Helena Soares Bueno, assistente social e coordenadora da internação conjunta, diz que a unidade tem um caráter de lar. Ela diz que são evidentes os benefícios do procedimento para a criança. “Ao contrário do adulto, a criança não tem medo de morrer, mas de ficar sem os pais.” Para a gerente da Unidade Funcional Pediatria, a terapeuta ocupacional Maria do Carmo Avelar Gomes, a internação conjunta é uma das ações que mais possibilitam a integração da equipe multifacetada que atua no setor, na qual estão médicos, enfermeiros, nutricionistas, assistentes sociais, fisioterapeutas, terapeutas ocupacionais e agentes administrativos.

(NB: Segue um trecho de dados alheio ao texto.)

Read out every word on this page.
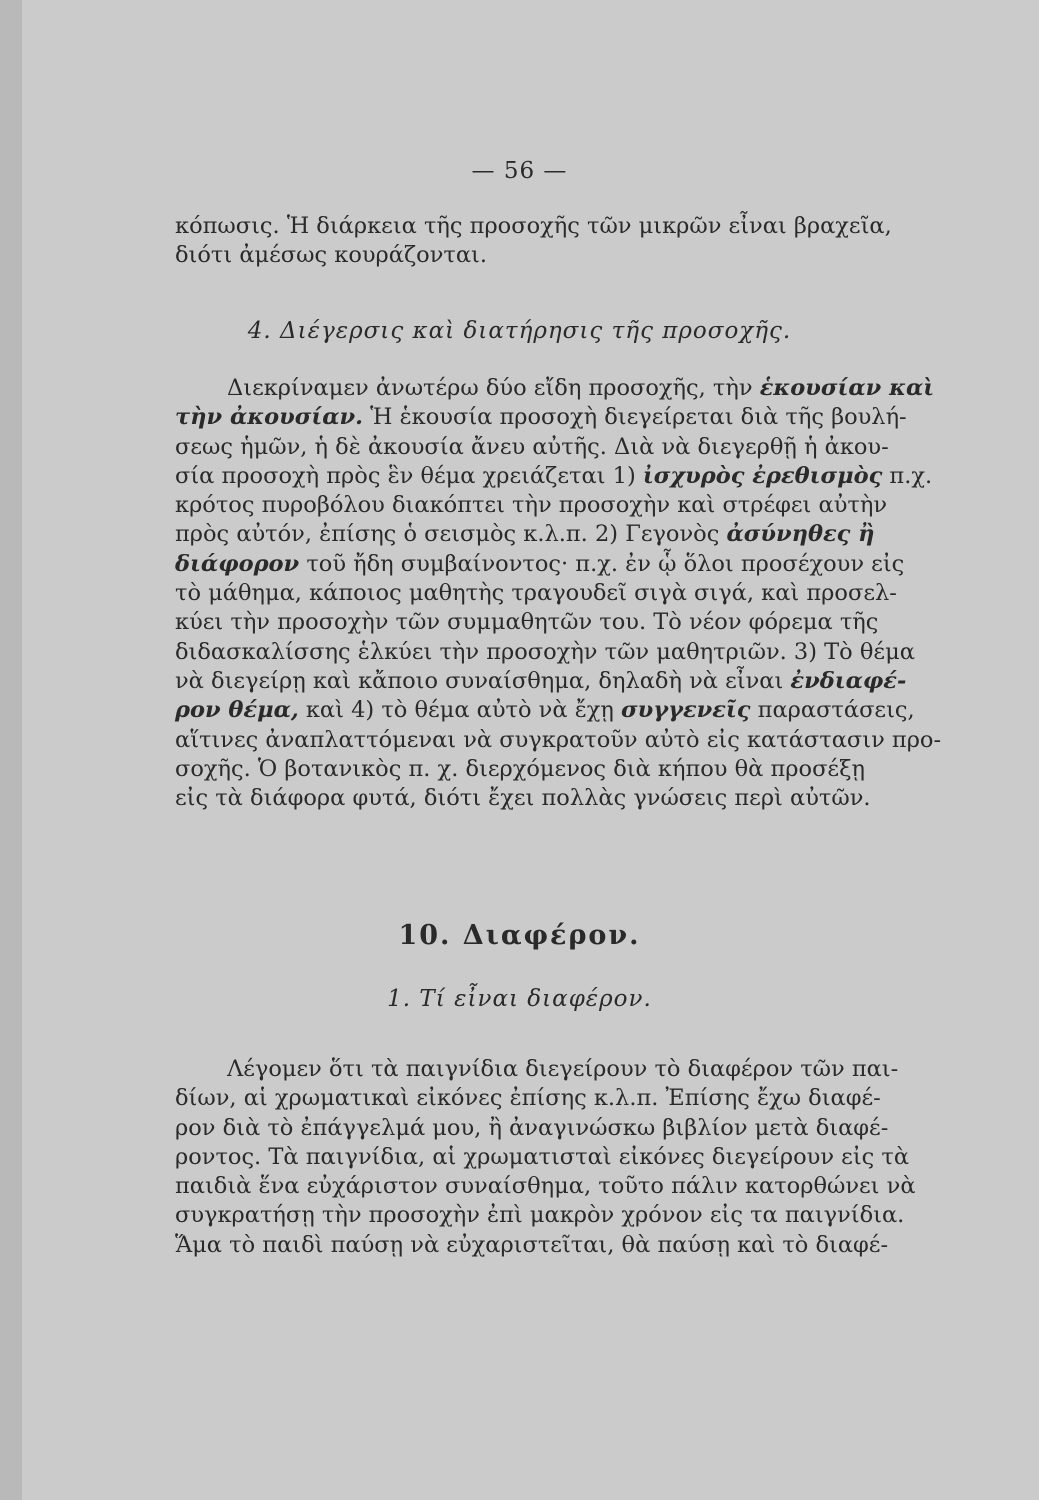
— 56 —
κόπωσις. Ἡ διάρκεια τῆς προσοχῆς τῶν μικρῶν εἶναι βραχεῖα,
διότι ἀμέσως κουράζονται.
4. Διέγερσις καὶ διατήρησις τῆς προσοχῆς.
Διεκρίναμεν ἀνωτέρω δύο εἴδη προσοχῆς, τὴν ἑκουσίαν καὶ
τὴν ἀκουσίαν. Ἡ ἑκουσία προσοχὴ διεγείρεται διὰ τῆς βουλή-
σεως ἡμῶν, ἡ δὲ ἀκουσία ἄνευ αὐτῆς. Διὰ νὰ διεγερθῇ ἡ ἀκου-
σία προσοχὴ πρὸς ἓν θέμα χρειάζεται 1) ἰσχυρὸς ἐρεθισμὸς π.χ.
κρότος πυροβόλου διακόπτει τὴν προσοχὴν καὶ στρέφει αὐτὴν
πρὸς αὐτόν, ἐπίσης ὁ σεισμὸς κ.λ.π. 2) Γεγονὸς ἀσύνηθες ἢ
διάφορον τοῦ ἤδη συμβαίνοντος· π.χ. ἐν ᾧ ὅλοι προσέχουν εἰς
τὸ μάθημα, κάποιος μαθητὴς τραγουδεῖ σιγὰ σιγά, καὶ προσελ-
κύει τὴν προσοχὴν τῶν συμμαθητῶν του. Τὸ νέον φόρεμα τῆς
διδασκαλίσσης ἑλκύει τὴν προσοχὴν τῶν μαθητριῶν. 3) Τὸ θέμα
νὰ διεγείρῃ καὶ κἄποιο συναίσθημα, δηλαδὴ νὰ εἶναι ἐνδιαφέ-
ρον θέμα, καὶ 4) τὸ θέμα αὐτὸ νὰ ἔχῃ συγγενεῖς παραστάσεις,
αἵτινες ἀναπλαττόμεναι νὰ συγκρατοῦν αὐτὸ εἰς κατάστασιν προ-
σοχῆς. Ὁ βοτανικὸς π. χ. διερχόμενος διὰ κήπου θὰ προσέξῃ
εἰς τὰ διάφορα φυτά, διότι ἔχει πολλὰς γνώσεις περὶ αὐτῶν.
10. Διαφέρον.
1. Τί εἶναι διαφέρον.
Λέγομεν ὅτι τὰ παιγνίδια διεγείρουν τὸ διαφέρον τῶν παι-
δίων, αἱ χρωματικαὶ εἰκόνες ἐπίσης κ.λ.π. Ἐπίσης ἔχω διαφέ-
ρον διὰ τὸ ἐπάγγελμά μου, ἢ ἀναγινώσκω βιβλίον μετὰ διαφέ-
ροντος. Τὰ παιγνίδια, αἱ χρωματισταὶ εἰκόνες διεγείρουν εἰς τὰ
παιδιὰ ἕνα εὐχάριστον συναίσθημα, τοῦτο πάλιν κατορθώνει νὰ
συγκρατήσῃ τὴν προσοχὴν ἐπὶ μακρὸν χρόνον εἰς τα παιγνίδια.
Ἅμα τὸ παιδὶ παύσῃ νὰ εὐχαριστεῖται, θὰ παύσῃ καὶ τὸ διαφέ-
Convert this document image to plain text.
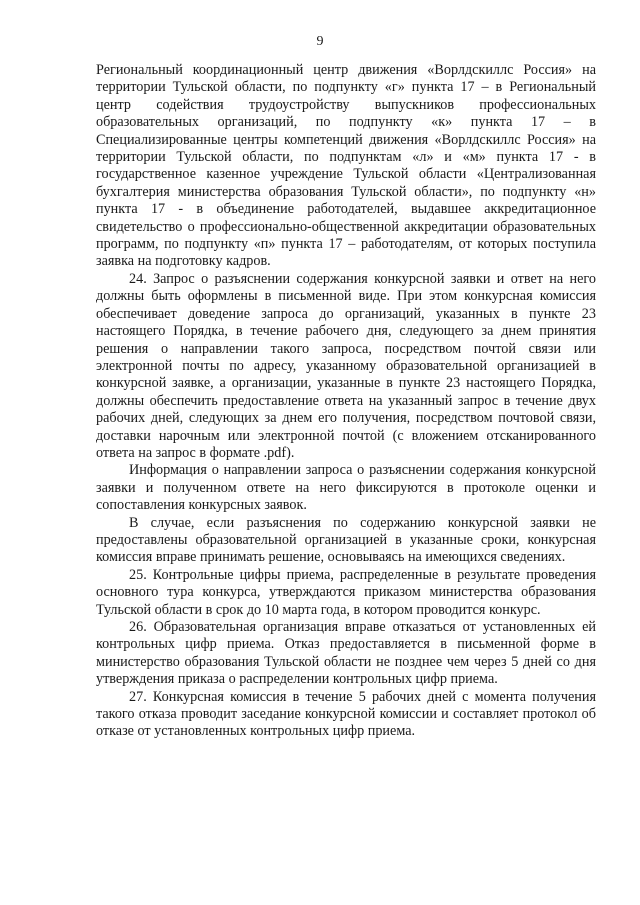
9

Региональный координационный центр движения «Ворлдскиллс Россия» на территории Тульской области, по подпункту «г» пункта 17 – в Региональный центр содействия трудоустройству выпускников профессиональных образовательных организаций, по подпункту «к» пункта 17 – в Специализированные центры компетенций движения «Ворлдскиллс Россия» на территории Тульской области, по подпунктам «л» и «м» пункта 17 - в государственное казенное учреждение Тульской области «Централизованная бухгалтерия министерства образования Тульской области», по подпункту «н» пункта 17 - в объединение работодателей, выдавшее аккредитационное свидетельство о профессионально-общественной аккредитации образовательных программ, по подпункту «п» пункта 17 – работодателям, от которых поступила заявка на подготовку кадров.

24. Запрос о разъяснении содержания конкурсной заявки и ответ на него должны быть оформлены в письменной виде. При этом конкурсная комиссия обеспечивает доведение запроса до организаций, указанных в пункте 23 настоящего Порядка, в течение рабочего дня, следующего за днем принятия решения о направлении такого запроса, посредством почтой связи или электронной почты по адресу, указанному образовательной организацией в конкурсной заявке, а организации, указанные в пункте 23 настоящего Порядка, должны обеспечить предоставление ответа на указанный запрос в течение двух рабочих дней, следующих за днем его получения, посредством почтовой связи, доставки нарочным или электронной почтой (с вложением отсканированного ответа на запрос в формате .pdf).

Информация о направлении запроса о разъяснении содержания конкурсной заявки и полученном ответе на него фиксируются в протоколе оценки и сопоставления конкурсных заявок.

В случае, если разъяснения по содержанию конкурсной заявки не предоставлены образовательной организацией в указанные сроки, конкурсная комиссия вправе принимать решение, основываясь на имеющихся сведениях.

25. Контрольные цифры приема, распределенные в результате проведения основного тура конкурса, утверждаются приказом министерства образования Тульской области в срок до 10 марта года, в котором проводится конкурс.

26. Образовательная организация вправе отказаться от установленных ей контрольных цифр приема. Отказ предоставляется в письменной форме в министерство образования Тульской области не позднее чем через 5 дней со дня утверждения приказа о распределении контрольных цифр приема.

27. Конкурсная комиссия в течение 5 рабочих дней с момента получения такого отказа проводит заседание конкурсной комиссии и составляет протокол об отказе от установленных контрольных цифр приема.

Há dois meses vivendo no Hospital das Clínicas, a recepcionista Claudilene de Souza Vieira, de 22 anos, diz que a dor de ver a pequena Lara, sua filha de dez meses, internada só é menor porque pode estar ao lado do bebê todo o tempo. “Tenho toda a assistência possível. É cansativo, mas nem sei o que seria de mim e dela se não pudéssemos ficar juntas”, observa Claudilene. Para acompanhar Lara, ela deixou o marido, Carlos Eduardo, e o emprego em Patos de Minas.

Brinquedoteca As crianças se sentem realmente crianças quando estão perto do seu mundo, formado de brinquedos e brincadeiras. A certeza disso fez com que os profissionais da Terapia Ocupacional na Pediatria persistissem num projeto iniciado em 1991, quando foram dados os primeiros passos para a criação da Brinquedoteca. “Sabíamos que brincar era uma forma de tratar”, conta Maria do Carmo. Daí a idéia de montar um local onde a diversão é a tônica. As regras foram feitas para que, naquele espaço, atualmente uma sala no final de um dos corredores da Pediatria, os menores não se sintam doentes. “Ninguém pode dar remédio ali dentro. Se a criança precisar, tem que ser levada para outro lugar, com a garantia de que ela vai voltar”, explica Maria do Carmo.